Alternately, you can fill a page with prompts such as “Tell me something you believe everybody should learn how to do” and then “Why?” and then “Tell me three benefits people get from learning how to do this.” Remind your child to write the answers in full sentences and to work in the questions in their answers (such as “I think everybody should learn to swim” in the first section, instead of just “swim.”).
Many kids get excited about writing if they have control over what and how they write. Many kids enthusiastically start writing stories or even books about favorite subjects or genres, for instance. Whether it’s fan fiction about a favorite television show, their own Minecraft books or fantasy stories about a made up land, the act of writing will help kids improve more and more as they write.
They may also be happy to type stories and reports on the computer but dislike writing with pen and paper. If your goal is to help your child become a good writer, the computer can easily help accomplish this. You can work on handwriting as a separate issue with fun strategies to reinforce that (look for that article here soon).
Be sure to use constraint with corrections and criticism.
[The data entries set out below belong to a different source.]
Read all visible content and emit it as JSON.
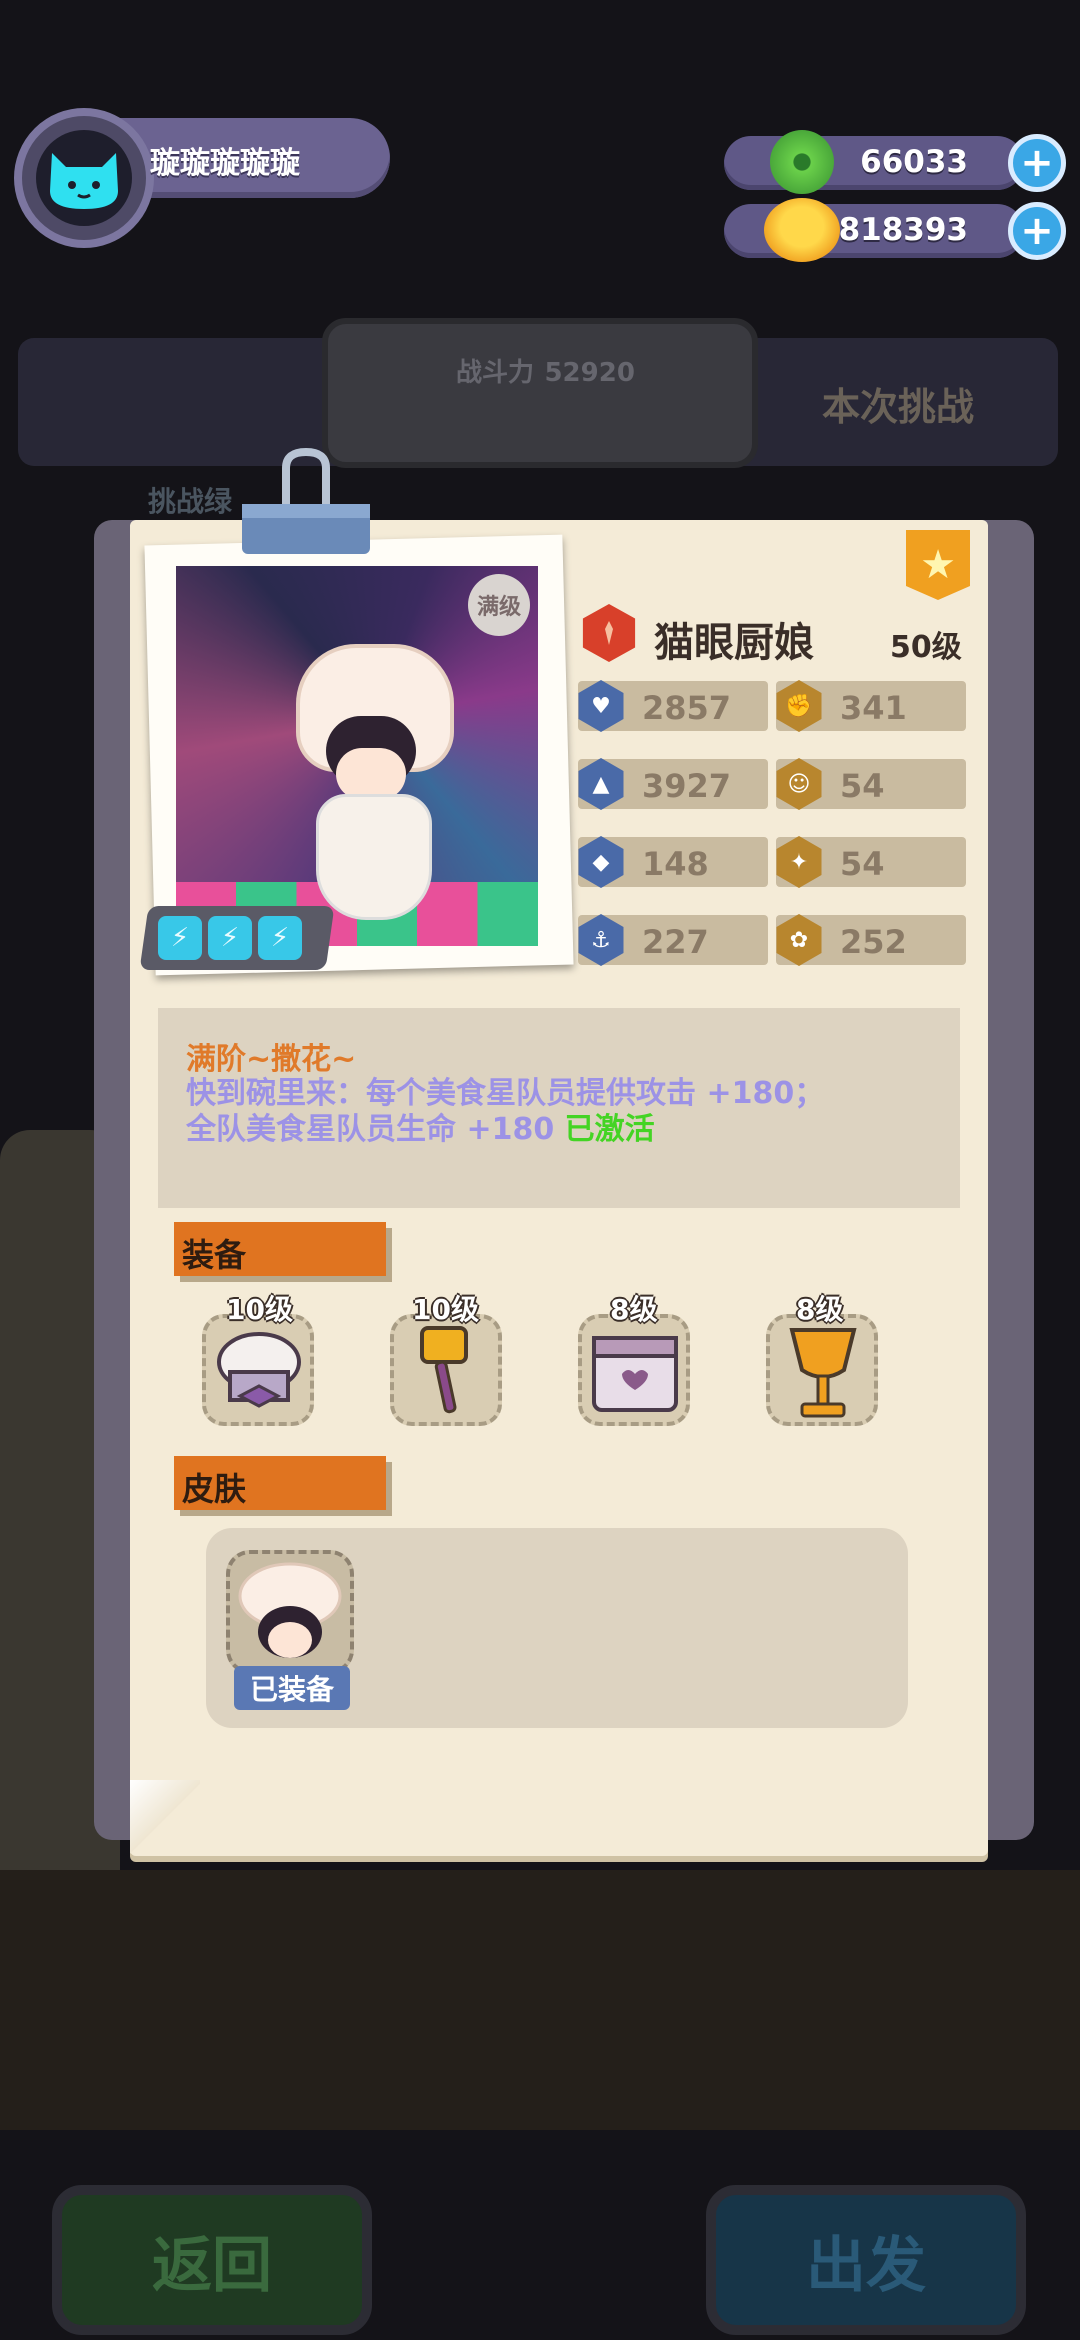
{
  "player": {
    "name": "璇璇璇璇璇",
    "avatar_icon": "cat-icon"
  },
  "currencies": [
    {
      "icon": "donut-coin-icon",
      "value": "66033"
    },
    {
      "icon": "planet-coin-icon",
      "value": "4818393"
    }
  ],
  "background": {
    "power_label": "战斗力",
    "power_value": "52920",
    "challenge_label": "本次挑战",
    "challenge_green_label": "挑战绿",
    "back_button": "返回",
    "go_button": "出发"
  },
  "card": {
    "maxed_badge": "满级",
    "name": "猫眼厨娘",
    "level": "50级",
    "energy_count": 3,
    "stats_left": [
      {
        "icon": "heart-shield-icon",
        "value": "2857"
      },
      {
        "icon": "sword-icon",
        "value": "3927"
      },
      {
        "icon": "shield-icon",
        "value": "148"
      },
      {
        "icon": "anchor-icon",
        "value": "227"
      }
    ],
    "stats_right": [
      {
        "icon": "fist-icon",
        "value": "341"
      },
      {
        "icon": "smile-icon",
        "value": "54"
      },
      {
        "icon": "muscle-icon",
        "value": "54"
      },
      {
        "icon": "brain-icon",
        "value": "252"
      }
    ],
    "skill": {
      "title": "满阶~撒花~",
      "desc": "快到碗里来：每个美食星队员提供攻击 +180；全队美食星队员生命 +180",
      "status": "已激活"
    },
    "equipment_label": "装备",
    "equipment": [
      {
        "name": "chef-hat-icon",
        "level": "10级"
      },
      {
        "name": "spatula-icon",
        "level": "10级"
      },
      {
        "name": "oven-icon",
        "level": "8级"
      },
      {
        "name": "trophy-cup-icon",
        "level": "8级"
      }
    ],
    "skin_label": "皮肤",
    "skin_equipped": "已装备"
  },
  "colors": {
    "accent_orange": "#e07420",
    "skill_purple": "#9c92e6",
    "activated_green": "#44d424",
    "card_bg": "#f4ebd7"
  }
}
Kids can be very insecure about their writing, especially when they are just starting. Too much correction can convince them that they aren’t good at it or take the fun out of it. You can nonchalantly mention changes to spelling or typos as you go, but be sure that most of your comments are about the work itself and not about errors.
You can give kids tools to help catch their errors and improve their writing as they get more comfortable writing. Teach them how to use spell check, along with the importance of knowing common pitfalls such as needing to know when to use your and you’re since spell check cannot catch all errors. Writing sites such can help them improve their writing and learn more about how to write well, too.
Also remember that one of the most important ways to improve writing is by reading. The more kids read, the better their writing skills will naturally become. Find ways to also expose them to other forms of writing besides just fiction and nonfiction books, such as poetry and news articles. Provide quality examples of academic writing like reports and essays, too, so they can start to develop the voice of a writer in all genres. Hearing or reading these will help them learn how good writing flows.
All of these strategies can help develop a child who not only is good at writing, but loves to do it. Have patience, set the stage, and keep it fun. A joy for writing will naturally follow.